Shag you must have took all of two minutes to post that message that means absolutely nothing
Honestly, I didn't expect you to understand it.
I was more interested to see how you handle a counterpoint that might be a little too abstract to fit on a bumper sticker.
Rest assured, you reacted with the level of maturity I expected.
The Bush tax cuts along with the trickle down mentality has taken all the wealth FROM the middle class and given it to the top 20% who have made the middle class low wage slaves and redistributed the wealth away from workers so they have none.
Not really. You have to assume that the economy is a zero-sum game for that to be true; an idea that has been examined and discredited for centuries. EVERY credible economic theory rejects that laughably ignorant assumption.
One person acquiring wealth does not automatically mean they have to be taking wealth from someone else. Markets create wealth and therefore, grow the pie.
From 1948 to 1980 most wealth was in the hands of the middle class. but since 1980 that number has flipped exactly around the other way. The top 20% now hold 87%.Those facts can be looked up.
Yes, they can be looked up and they stem from a highly contrived (and flawed) study by Thomas Piketty and Emanuel Saez. Basically, they craft an arbitrary metric (tax unit as they call it) to fit the argument they want to make instead of looking at metrics most likely to give an accurate representation of reality; they distort reality to fit their ideology. Here are a few of the problems with this "study",
- The study looks at tax returns (instead of households (the typical measure) or the more accurate measure of individual income). Tax returns (tax units as they call them) among top income earners average two income earners while this is less true of lower incomes (especially the lowest incomes). To account for this disparity, Piketty & Saez, “apply a blanket assumption that income per tax unit is on average 28% smaller than income per household” (adding an unnecessary layer of statistical abstraction).
- Changes in the tax code in the late 1980’s and early 1990’s lead to a shifting of business to personal tax returns. Considering the Piketty-Saez methodology, this would create an illusion of increased income concentrated in the upper income brackets.
- tax returns do not equal income (let alone consumption). The Piketty-Saez definition of income excludes transfer payments (SS, Medicare/Medicaid), tax-free employee compensation (employer health care) and all income/capital gains put into tax-favored college/retirement accounts. Consequently, Piketty-Saez failed to include close to 40% of income in their data in 2007 and 2008 (according to Brooking Institution economist Gary Burtless).
Basically, the study which as provide the empirical basis for most of the Obama/ Dem class warfare rhetoric doesn't actually compare apples to apples when it comes to income. It compares income on tax returns while ignoring very critical distinctions like number of income earners on tax returns, changes in the tax code over the years in question, etc. When you actually correct for those partisan methodological asumptions, you essentially get
this study which more or less refutes the Piketty-Saez study.
Of course, you have yet to provide any argument that income inequality is somehow a relevant issue to focus discussion on. How is it anything more than a statistical abstract?

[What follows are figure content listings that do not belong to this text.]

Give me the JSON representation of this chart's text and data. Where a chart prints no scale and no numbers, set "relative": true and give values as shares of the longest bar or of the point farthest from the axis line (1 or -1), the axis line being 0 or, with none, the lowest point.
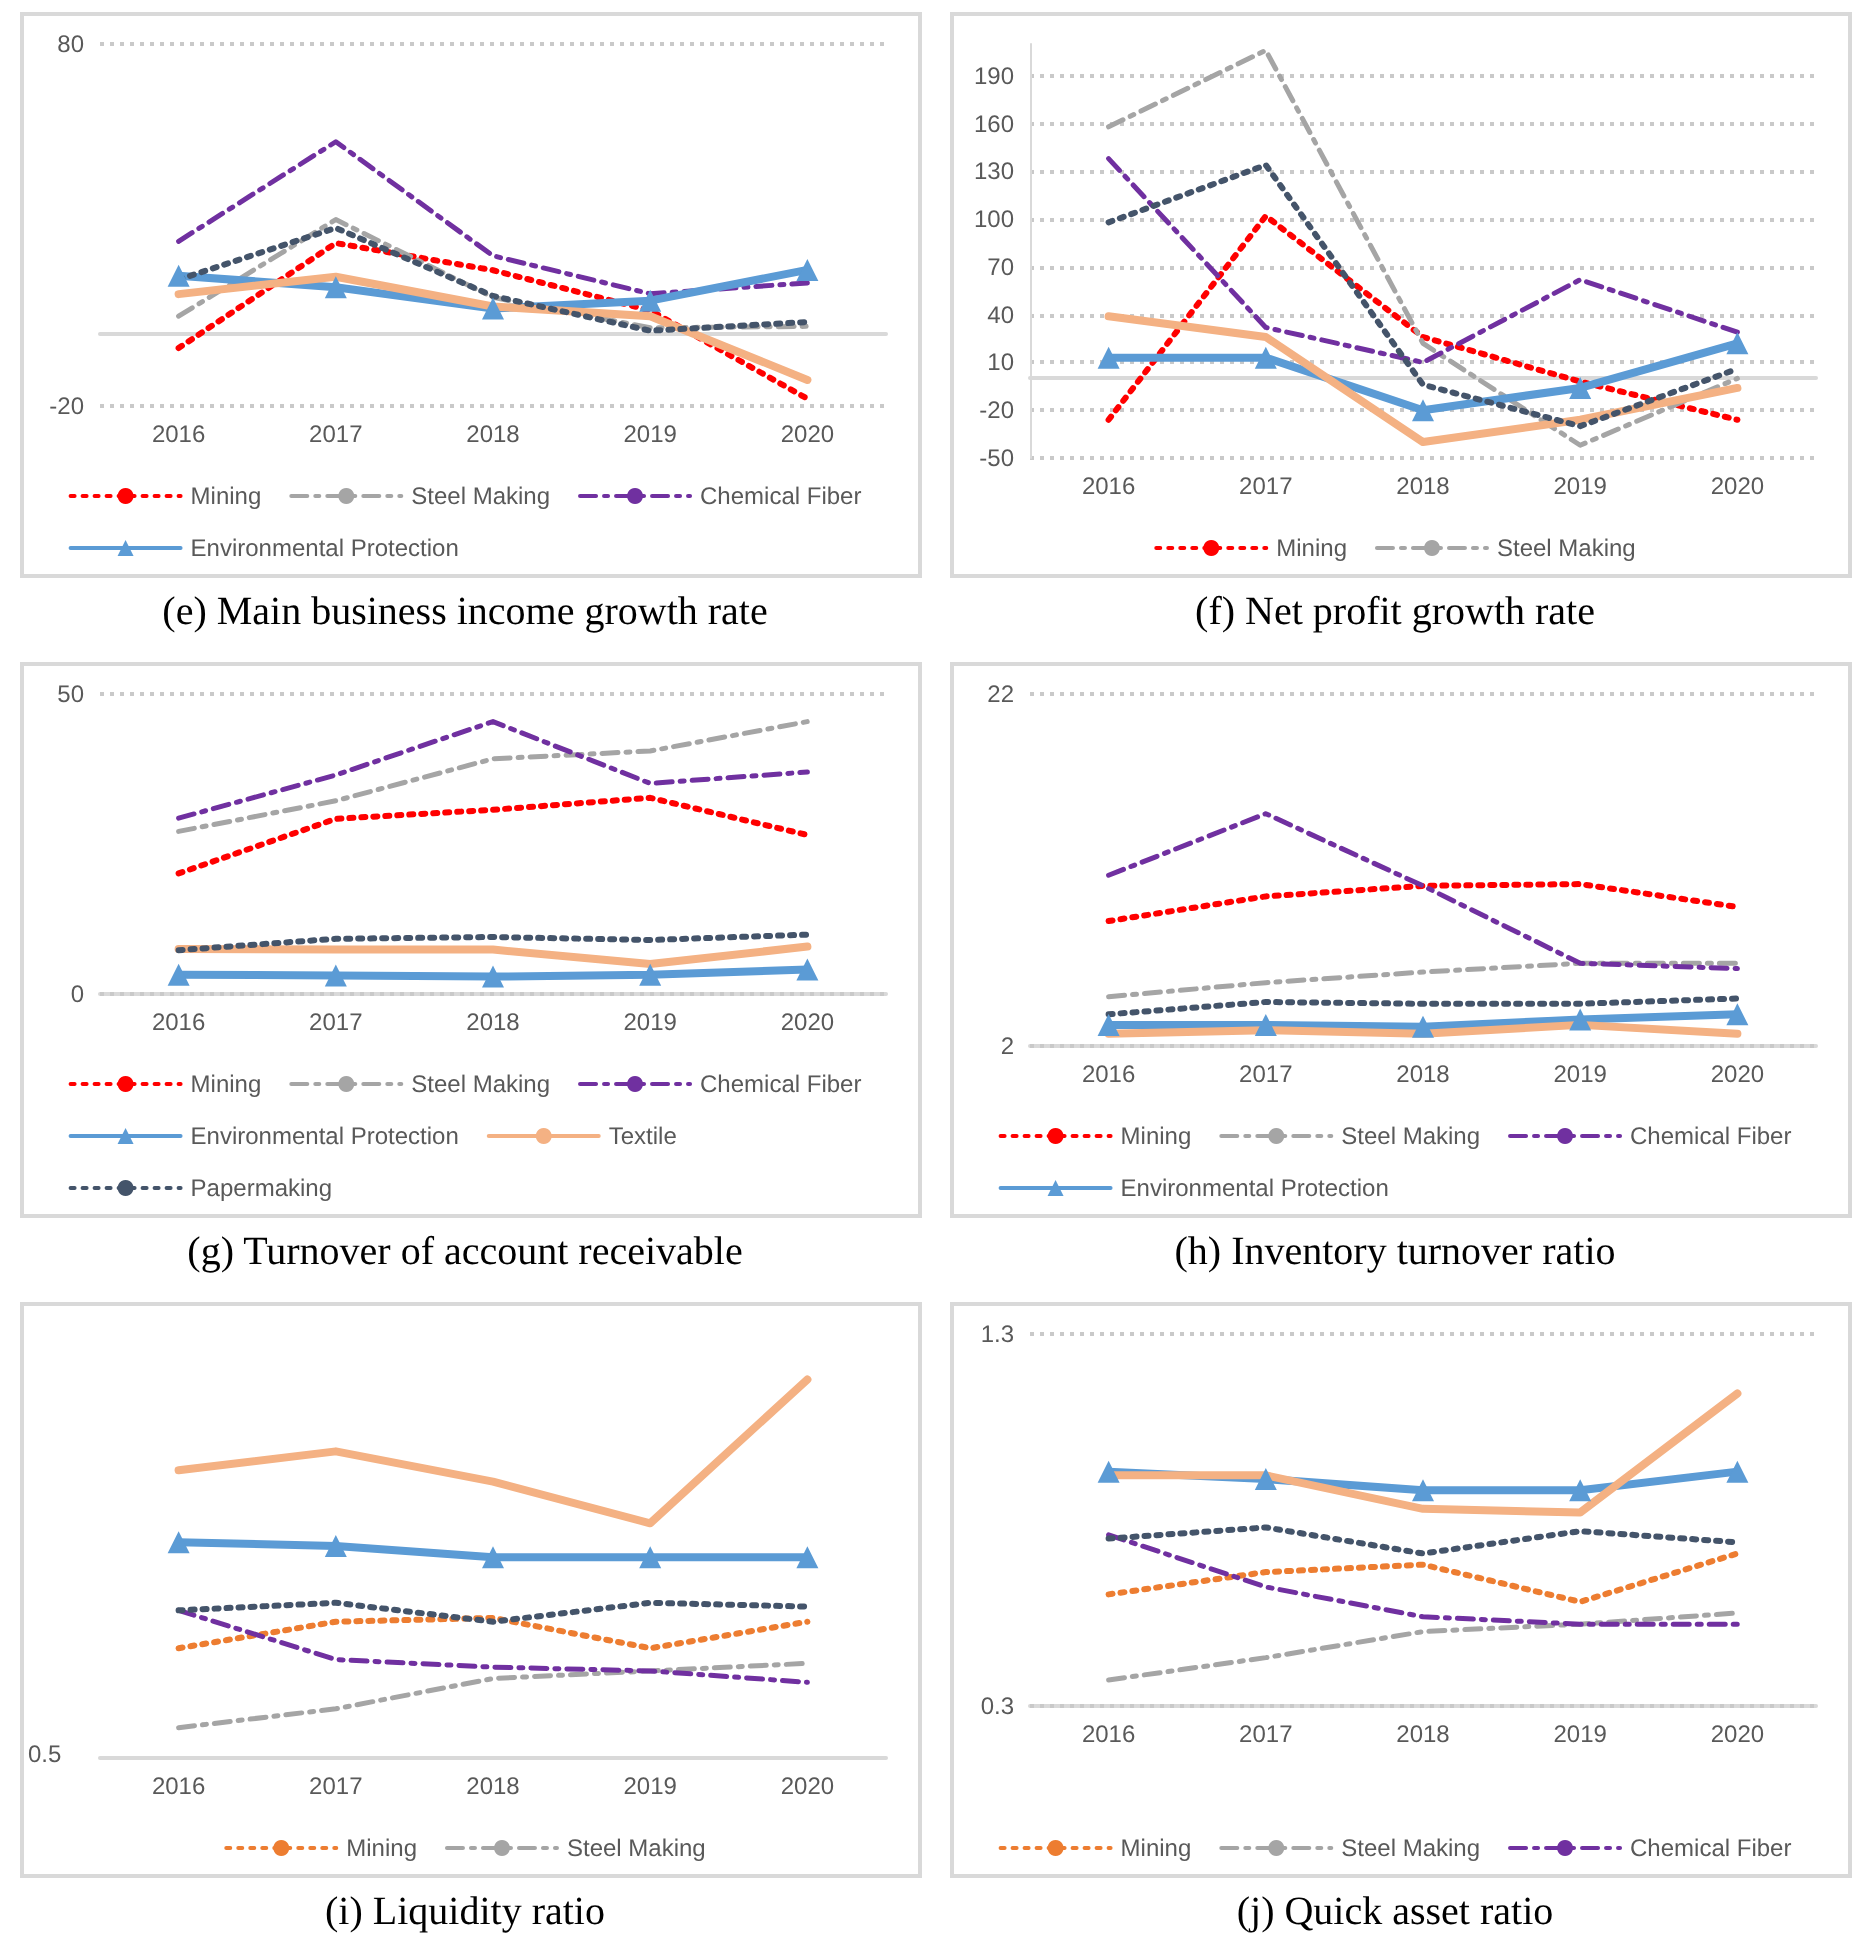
{
  "chart_data": [
    {
      "type": "line",
      "title": "(e) Main business income growth rate",
      "categories": [
        "2016",
        "2017",
        "2018",
        "2019",
        "2020"
      ],
      "ylim": [
        -20,
        80
      ],
      "yticks": [
        -20,
        80
      ],
      "grid": "y",
      "legend": "bottom",
      "series": [
        {
          "name": "Mining",
          "color": "#ff0000",
          "line_style": "dotted",
          "values": [
            -4,
            25,
            17.5,
            6.4,
            -18
          ]
        },
        {
          "name": "Steel Making",
          "color": "#a5a5a5",
          "line_style": "dashed",
          "values": [
            4.8,
            31.5,
            10,
            1.6,
            2
          ]
        },
        {
          "name": "Chemical Fiber",
          "color": "#7030a0",
          "line_style": "dashed",
          "values": [
            25.5,
            53,
            21.5,
            11,
            14
          ]
        },
        {
          "name": "Environmental Protection",
          "color": "#5b9bd5",
          "line_style": "solid",
          "marker": "triangle",
          "values": [
            16,
            12.8,
            6.9,
            9.1,
            17.6
          ]
        },
        {
          "color": "#f4b183",
          "line_style": "solid",
          "values": [
            10.9,
            15.7,
            7.5,
            4.8,
            -12.8
          ]
        },
        {
          "color": "#44546a",
          "line_style": "dotted",
          "values": [
            14.9,
            29.2,
            10.4,
            0.8,
            3.2
          ]
        }
      ]
    },
    {
      "type": "line",
      "title": "(f) Net profit growth rate",
      "categories": [
        "2016",
        "2017",
        "2018",
        "2019",
        "2020"
      ],
      "ylim": [
        -50,
        210
      ],
      "yticks": [
        -50,
        -20,
        10,
        40,
        70,
        100,
        130,
        160,
        190
      ],
      "grid": "y",
      "legend": "bottom",
      "series": [
        {
          "name": "Mining",
          "color": "#ff0000",
          "line_style": "dotted",
          "values": [
            -26,
            102,
            26,
            -2,
            -26
          ]
        },
        {
          "name": "Steel Making",
          "color": "#a5a5a5",
          "line_style": "dashed",
          "values": [
            158,
            206,
            22,
            -42,
            0
          ]
        },
        {
          "color": "#7030a0",
          "line_style": "dashed",
          "values": [
            138,
            32,
            10,
            62,
            29
          ]
        },
        {
          "color": "#5b9bd5",
          "line_style": "solid",
          "marker": "triangle",
          "values": [
            13,
            13,
            -20,
            -6,
            22
          ]
        },
        {
          "color": "#f4b183",
          "line_style": "solid",
          "values": [
            39,
            26,
            -40,
            -26,
            -6
          ]
        },
        {
          "color": "#44546a",
          "line_style": "dotted",
          "values": [
            98,
            134,
            -4,
            -30,
            6
          ]
        }
      ]
    },
    {
      "type": "line",
      "title": "(g) Turnover of account receivable",
      "categories": [
        "2016",
        "2017",
        "2018",
        "2019",
        "2020"
      ],
      "ylim": [
        0,
        50
      ],
      "yticks": [
        0,
        50
      ],
      "grid": "y",
      "legend": "bottom",
      "series": [
        {
          "name": "Mining",
          "color": "#ff0000",
          "line_style": "dotted",
          "values": [
            20.1,
            29.2,
            30.7,
            32.7,
            26.5
          ]
        },
        {
          "name": "Steel Making",
          "color": "#a5a5a5",
          "line_style": "dashed",
          "values": [
            27.1,
            32.2,
            39.2,
            40.5,
            45.4
          ]
        },
        {
          "name": "Chemical Fiber",
          "color": "#7030a0",
          "line_style": "dashed",
          "values": [
            29.3,
            36.5,
            45.4,
            35.1,
            37
          ]
        },
        {
          "name": "Environmental Protection",
          "color": "#5b9bd5",
          "line_style": "solid",
          "marker": "triangle",
          "values": [
            3.2,
            3.1,
            2.9,
            3.2,
            4.1
          ]
        },
        {
          "name": "Textile",
          "color": "#f4b183",
          "line_style": "solid",
          "values": [
            7.5,
            7.4,
            7.4,
            5,
            7.9
          ]
        },
        {
          "name": "Papermaking",
          "color": "#44546a",
          "line_style": "dotted",
          "values": [
            7.3,
            9.2,
            9.5,
            9,
            9.9
          ]
        }
      ]
    },
    {
      "type": "line",
      "title": "(h) Inventory turnover ratio",
      "categories": [
        "2016",
        "2017",
        "2018",
        "2019",
        "2020"
      ],
      "ylim": [
        2,
        22
      ],
      "yticks": [
        2,
        22
      ],
      "grid": "y",
      "legend": "bottom",
      "series": [
        {
          "name": "Mining",
          "color": "#ff0000",
          "line_style": "dotted",
          "values": [
            9.1,
            10.5,
            11.1,
            11.2,
            9.9
          ]
        },
        {
          "name": "Steel Making",
          "color": "#a5a5a5",
          "line_style": "dashed",
          "values": [
            4.8,
            5.6,
            6.2,
            6.7,
            6.7
          ]
        },
        {
          "name": "Chemical Fiber",
          "color": "#7030a0",
          "line_style": "dashed",
          "values": [
            11.7,
            15.2,
            11.1,
            6.7,
            6.4
          ]
        },
        {
          "name": "Environmental Protection",
          "color": "#5b9bd5",
          "line_style": "solid",
          "marker": "triangle",
          "values": [
            3.2,
            3.2,
            3.1,
            3.5,
            3.8
          ]
        },
        {
          "color": "#f4b183",
          "line_style": "solid",
          "values": [
            2.7,
            2.9,
            2.7,
            3.2,
            2.7
          ]
        },
        {
          "color": "#44546a",
          "line_style": "dotted",
          "values": [
            3.8,
            4.5,
            4.4,
            4.4,
            4.7
          ]
        }
      ]
    },
    {
      "type": "line",
      "title": "(i) Liquidity ratio",
      "categories": [
        "2016",
        "2017",
        "2018",
        "2019",
        "2020"
      ],
      "relative": true,
      "annotations": [
        "0.5"
      ],
      "legend": "bottom",
      "series": [
        {
          "name": "Mining",
          "color": "#ed7d31",
          "line_style": "dotted",
          "values": [
            0.29,
            0.36,
            0.37,
            0.29,
            0.36
          ]
        },
        {
          "name": "Steel Making",
          "color": "#a5a5a5",
          "line_style": "dashed",
          "values": [
            0.08,
            0.13,
            0.21,
            0.23,
            0.25
          ]
        },
        {
          "color": "#7030a0",
          "line_style": "dashed",
          "values": [
            0.39,
            0.26,
            0.24,
            0.23,
            0.2
          ]
        },
        {
          "color": "#5b9bd5",
          "line_style": "solid",
          "marker": "triangle",
          "values": [
            0.57,
            0.56,
            0.53,
            0.53,
            0.53
          ]
        },
        {
          "color": "#f4b183",
          "line_style": "solid",
          "values": [
            0.76,
            0.81,
            0.73,
            0.62,
            1
          ]
        },
        {
          "color": "#44546a",
          "line_style": "dotted",
          "values": [
            0.39,
            0.41,
            0.36,
            0.41,
            0.4
          ]
        }
      ]
    },
    {
      "type": "line",
      "title": "(j) Quick asset ratio",
      "categories": [
        "2016",
        "2017",
        "2018",
        "2019",
        "2020"
      ],
      "ylim": [
        0.3,
        1.3
      ],
      "yticks": [
        0.3,
        1.3
      ],
      "grid": "y",
      "legend": "bottom",
      "series": [
        {
          "name": "Mining",
          "color": "#ed7d31",
          "line_style": "dotted",
          "values": [
            0.6,
            0.66,
            0.68,
            0.58,
            0.71
          ]
        },
        {
          "name": "Steel Making",
          "color": "#a5a5a5",
          "line_style": "dashed",
          "values": [
            0.37,
            0.43,
            0.5,
            0.52,
            0.55
          ]
        },
        {
          "name": "Chemical Fiber",
          "color": "#7030a0",
          "line_style": "dashed",
          "values": [
            0.76,
            0.62,
            0.54,
            0.52,
            0.52
          ]
        },
        {
          "color": "#5b9bd5",
          "line_style": "solid",
          "marker": "triangle",
          "values": [
            0.93,
            0.91,
            0.88,
            0.88,
            0.93
          ]
        },
        {
          "color": "#f4b183",
          "line_style": "solid",
          "values": [
            0.92,
            0.92,
            0.83,
            0.82,
            1.14
          ]
        },
        {
          "color": "#44546a",
          "line_style": "dotted",
          "values": [
            0.75,
            0.78,
            0.71,
            0.77,
            0.74
          ]
        }
      ]
    }
  ]
}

The rise of the middle class and the huge increase in the standard of living over the past 200+ years are products of private businesses pursuing their self-interest, not government. Put differently, the fact that we don’t have 90% of the population (or more) living an agrarian life in absolute, crushing poverty while a very small few live in relative luxury is due to the private sector and the wealth it creates. In fact, capitalism has been so successful that poverty had to be redefined by Leftists in the 1960’s to imply “relative” poverty (an idea popularized by Michael Harrington among others) to maintain their rhetorical class warfare. This is why the rhetoric now focuses on meaningless statistical abstracts like “income inequality” instead of the effects of absolute poverty, like malnurishment and other physical needs not being met. Capitalism (and the culture that favored it) provided for basic physical needs better than any alternative economic system or Federally directed welfare program.
Statistical income inequality is a byproduct of a growing economy and is ultimately irrelevant (only if the economy is zero-sum can you argue it is relevant). In fact, to focus on abstract statistical categories instead of real world consequences is to make the perfect the enemy of the good. Down that road, totalitarianism lies.
You don't impress me nor can you bully me or even make me mad.